Visualisations

Exploratory visualisations to accompany/supplement my paper for the Cultures of Exclusion conference, May 2017

The visualisations use two sources:

The sources are described in more detail in the link above, which also includes links to download the datasets (Creative Commons-licensed) for re-use. The summary data used for the visualisations and the underlying Rmarkdown code can also be downloaded from my github repository.

St Clement Danes and St Botolph Aldgate

The differences between the two series of examinations were quite surprising and raise a few caveats for quantitative analysis. The two series are very similar physically, bound volumes rather than loose files from which papers might easily go astray. But could there be missing volumes? Or not all examinations were copied into the books?

When St Clement Danes examinations are broken down by examination type it’s clear that the vast majority were settlement examinations. About 10% were bastardy examinations; vagrancy examinations were a tiny number (<20). (Vagrancy examinations were recorded separately, often on pre-printed forms.)

The vast majority of exams in this series were settlement exams (green); bastardy exams (red) account for about 10% of the total. The vagrancy category is tiny. Vagrancy examinations were most often recorded on pre-printed forms and not copied into these records.

St Clement Danes Removal Orders

Settlement examinations survive in vast numbers in archives. Records of removal orders, however, are much less common and they enable more systematic analysis of decision-making that followed an examination.

(Removal was only one possible outcome of a settlement examination, though; the pauper might establish they had a settlement in the parish (and therefore they may well turn up in later poor relief records), or they might be able to produce a settlement certificate from their own parish.)

For the period 1753-92, then, there are 5046 examinations and 2479 orders, of which 2357 could be linked to at least one exam. (Conversely, 2365 exams could be linked to at least one removal order.)

The purpose of bastardy examinations was to establish paternity rather than being concerned with settlement, so very few resulted (directly) in removals. (However, some mothers were also examined concerning their settlements and may have been removed at a later date.)

There are two types of removal order in the register: non-specific orders I’m simply calling ‘pauper removals’ and vagrant removals (sometimes called passes, as the vagrants were “passed” to their destinations).

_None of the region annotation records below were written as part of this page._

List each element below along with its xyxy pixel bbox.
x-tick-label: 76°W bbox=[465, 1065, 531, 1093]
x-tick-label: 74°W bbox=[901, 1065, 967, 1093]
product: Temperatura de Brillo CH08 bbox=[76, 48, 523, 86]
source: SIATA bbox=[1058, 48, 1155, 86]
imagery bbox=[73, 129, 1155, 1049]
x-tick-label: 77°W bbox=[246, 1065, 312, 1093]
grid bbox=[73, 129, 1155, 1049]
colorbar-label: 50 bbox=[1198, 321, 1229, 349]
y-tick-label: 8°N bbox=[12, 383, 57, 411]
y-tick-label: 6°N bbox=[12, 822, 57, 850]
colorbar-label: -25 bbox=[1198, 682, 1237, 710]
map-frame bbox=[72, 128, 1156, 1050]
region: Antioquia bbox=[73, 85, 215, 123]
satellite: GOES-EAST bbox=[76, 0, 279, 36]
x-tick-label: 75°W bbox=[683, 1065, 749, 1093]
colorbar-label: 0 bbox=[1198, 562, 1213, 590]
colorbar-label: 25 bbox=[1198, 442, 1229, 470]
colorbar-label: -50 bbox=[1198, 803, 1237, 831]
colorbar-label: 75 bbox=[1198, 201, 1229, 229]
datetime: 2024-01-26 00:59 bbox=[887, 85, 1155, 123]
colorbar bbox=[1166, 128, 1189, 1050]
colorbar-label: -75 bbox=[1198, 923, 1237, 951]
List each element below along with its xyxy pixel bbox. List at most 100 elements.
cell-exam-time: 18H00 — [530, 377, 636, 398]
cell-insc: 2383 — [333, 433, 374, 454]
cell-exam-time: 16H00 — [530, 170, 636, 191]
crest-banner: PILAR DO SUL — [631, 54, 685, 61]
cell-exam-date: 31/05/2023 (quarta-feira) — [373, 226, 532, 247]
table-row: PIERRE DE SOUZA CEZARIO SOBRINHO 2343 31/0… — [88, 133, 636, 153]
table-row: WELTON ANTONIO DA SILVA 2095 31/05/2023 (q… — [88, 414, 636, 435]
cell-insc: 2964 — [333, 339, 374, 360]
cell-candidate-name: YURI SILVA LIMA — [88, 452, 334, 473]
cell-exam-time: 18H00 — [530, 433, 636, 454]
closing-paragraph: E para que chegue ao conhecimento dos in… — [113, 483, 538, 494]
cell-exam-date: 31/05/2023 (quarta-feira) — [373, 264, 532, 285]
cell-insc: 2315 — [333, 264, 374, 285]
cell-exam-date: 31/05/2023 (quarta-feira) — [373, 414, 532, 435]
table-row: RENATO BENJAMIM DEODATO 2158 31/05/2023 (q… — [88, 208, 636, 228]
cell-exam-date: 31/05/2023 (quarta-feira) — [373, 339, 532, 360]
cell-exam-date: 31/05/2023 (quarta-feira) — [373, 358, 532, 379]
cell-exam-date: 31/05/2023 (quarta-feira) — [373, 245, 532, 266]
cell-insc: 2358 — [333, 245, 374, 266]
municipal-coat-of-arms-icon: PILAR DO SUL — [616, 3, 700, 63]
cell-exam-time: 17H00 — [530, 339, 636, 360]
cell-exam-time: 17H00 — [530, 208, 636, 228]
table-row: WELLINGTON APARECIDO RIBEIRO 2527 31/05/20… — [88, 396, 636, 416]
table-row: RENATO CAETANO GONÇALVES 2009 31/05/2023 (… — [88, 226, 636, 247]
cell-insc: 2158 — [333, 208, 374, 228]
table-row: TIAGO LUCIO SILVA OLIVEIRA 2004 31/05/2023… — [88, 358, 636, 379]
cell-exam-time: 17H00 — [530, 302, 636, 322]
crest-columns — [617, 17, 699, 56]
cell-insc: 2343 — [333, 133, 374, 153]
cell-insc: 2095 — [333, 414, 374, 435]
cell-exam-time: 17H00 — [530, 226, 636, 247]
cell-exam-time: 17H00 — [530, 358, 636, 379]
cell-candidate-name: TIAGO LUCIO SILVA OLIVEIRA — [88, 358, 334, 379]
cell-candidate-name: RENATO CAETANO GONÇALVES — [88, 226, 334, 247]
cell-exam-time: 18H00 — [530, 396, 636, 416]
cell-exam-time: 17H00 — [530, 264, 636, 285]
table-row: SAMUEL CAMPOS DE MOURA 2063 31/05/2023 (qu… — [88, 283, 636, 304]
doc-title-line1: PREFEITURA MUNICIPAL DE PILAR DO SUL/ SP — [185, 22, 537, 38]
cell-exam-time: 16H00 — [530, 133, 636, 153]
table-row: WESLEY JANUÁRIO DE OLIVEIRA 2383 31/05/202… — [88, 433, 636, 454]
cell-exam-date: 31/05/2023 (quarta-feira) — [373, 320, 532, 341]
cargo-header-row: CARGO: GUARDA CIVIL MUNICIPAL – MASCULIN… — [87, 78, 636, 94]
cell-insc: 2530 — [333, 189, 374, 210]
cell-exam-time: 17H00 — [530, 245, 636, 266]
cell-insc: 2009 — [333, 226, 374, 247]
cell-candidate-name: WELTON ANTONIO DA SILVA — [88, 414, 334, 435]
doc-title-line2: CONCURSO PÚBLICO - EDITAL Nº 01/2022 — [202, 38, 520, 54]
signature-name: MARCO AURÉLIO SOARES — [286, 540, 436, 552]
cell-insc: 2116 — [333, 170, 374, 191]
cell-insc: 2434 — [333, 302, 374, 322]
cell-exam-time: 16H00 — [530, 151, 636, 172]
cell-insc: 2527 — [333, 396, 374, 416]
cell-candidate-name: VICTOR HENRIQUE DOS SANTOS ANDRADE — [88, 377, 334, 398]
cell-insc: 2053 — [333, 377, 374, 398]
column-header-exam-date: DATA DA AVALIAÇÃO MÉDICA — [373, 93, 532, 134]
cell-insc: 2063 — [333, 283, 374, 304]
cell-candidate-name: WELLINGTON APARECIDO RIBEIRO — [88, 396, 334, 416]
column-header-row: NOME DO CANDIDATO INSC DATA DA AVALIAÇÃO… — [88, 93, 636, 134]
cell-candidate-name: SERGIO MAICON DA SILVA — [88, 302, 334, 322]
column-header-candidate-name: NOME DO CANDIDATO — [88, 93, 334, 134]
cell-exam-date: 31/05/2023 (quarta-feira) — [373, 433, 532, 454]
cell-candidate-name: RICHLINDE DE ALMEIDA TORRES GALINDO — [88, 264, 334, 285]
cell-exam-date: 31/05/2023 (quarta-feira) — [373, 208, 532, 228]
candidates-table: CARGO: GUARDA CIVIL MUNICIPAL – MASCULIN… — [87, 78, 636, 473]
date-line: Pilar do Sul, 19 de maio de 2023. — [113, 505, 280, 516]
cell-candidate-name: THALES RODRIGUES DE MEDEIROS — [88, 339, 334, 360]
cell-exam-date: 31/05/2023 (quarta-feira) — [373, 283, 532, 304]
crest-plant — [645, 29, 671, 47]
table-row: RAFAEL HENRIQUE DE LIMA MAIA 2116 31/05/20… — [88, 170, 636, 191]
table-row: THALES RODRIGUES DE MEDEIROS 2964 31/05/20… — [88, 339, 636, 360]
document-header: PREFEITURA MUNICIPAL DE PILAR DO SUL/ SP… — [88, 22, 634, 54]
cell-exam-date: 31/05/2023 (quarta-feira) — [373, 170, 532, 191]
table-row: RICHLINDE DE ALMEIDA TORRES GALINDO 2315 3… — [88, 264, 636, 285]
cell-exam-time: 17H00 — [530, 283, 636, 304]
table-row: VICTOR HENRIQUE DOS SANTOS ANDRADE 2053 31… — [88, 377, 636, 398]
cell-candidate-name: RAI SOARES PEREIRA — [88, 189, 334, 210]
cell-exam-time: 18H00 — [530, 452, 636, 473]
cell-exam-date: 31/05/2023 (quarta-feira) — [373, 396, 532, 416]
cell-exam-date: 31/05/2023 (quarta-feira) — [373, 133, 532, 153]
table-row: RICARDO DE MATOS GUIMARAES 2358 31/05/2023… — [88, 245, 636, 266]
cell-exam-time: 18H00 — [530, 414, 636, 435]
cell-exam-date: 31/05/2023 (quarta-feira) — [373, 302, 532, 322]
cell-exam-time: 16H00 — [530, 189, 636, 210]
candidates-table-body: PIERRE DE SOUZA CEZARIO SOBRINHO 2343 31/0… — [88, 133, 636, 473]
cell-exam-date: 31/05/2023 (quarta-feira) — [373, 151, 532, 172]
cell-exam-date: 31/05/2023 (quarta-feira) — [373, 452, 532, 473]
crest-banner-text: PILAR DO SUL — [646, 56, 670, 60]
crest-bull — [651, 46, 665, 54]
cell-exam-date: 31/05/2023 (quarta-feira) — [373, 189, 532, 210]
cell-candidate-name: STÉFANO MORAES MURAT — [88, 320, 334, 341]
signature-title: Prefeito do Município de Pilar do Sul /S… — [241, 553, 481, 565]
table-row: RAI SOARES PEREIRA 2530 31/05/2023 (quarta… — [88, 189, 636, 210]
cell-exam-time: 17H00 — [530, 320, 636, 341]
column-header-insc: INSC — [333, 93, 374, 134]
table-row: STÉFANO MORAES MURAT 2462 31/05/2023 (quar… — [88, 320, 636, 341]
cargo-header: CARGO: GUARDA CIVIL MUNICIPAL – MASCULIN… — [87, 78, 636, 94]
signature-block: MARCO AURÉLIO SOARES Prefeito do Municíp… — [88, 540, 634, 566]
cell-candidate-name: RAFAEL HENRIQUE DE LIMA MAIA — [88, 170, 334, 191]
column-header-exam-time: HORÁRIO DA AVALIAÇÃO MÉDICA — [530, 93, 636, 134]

Most of the orders that couldn’t be linked to examinations were vagrant removals, but this graph shows a striking proportion of settlement exams ultimately resulted in vagrant removal orders, highlighting the fuzzy boundaries between the poor laws and vagrancy laws.

Gender and examinations/removals

The following charts exclude bastardy examinations and a small number of examinations with both male and female examinants.

Women (as in other studies) were the overwhelming majority of examinants even once bastardy examinations are excluded, around 75%, and in most years this percentage did not vary greatly.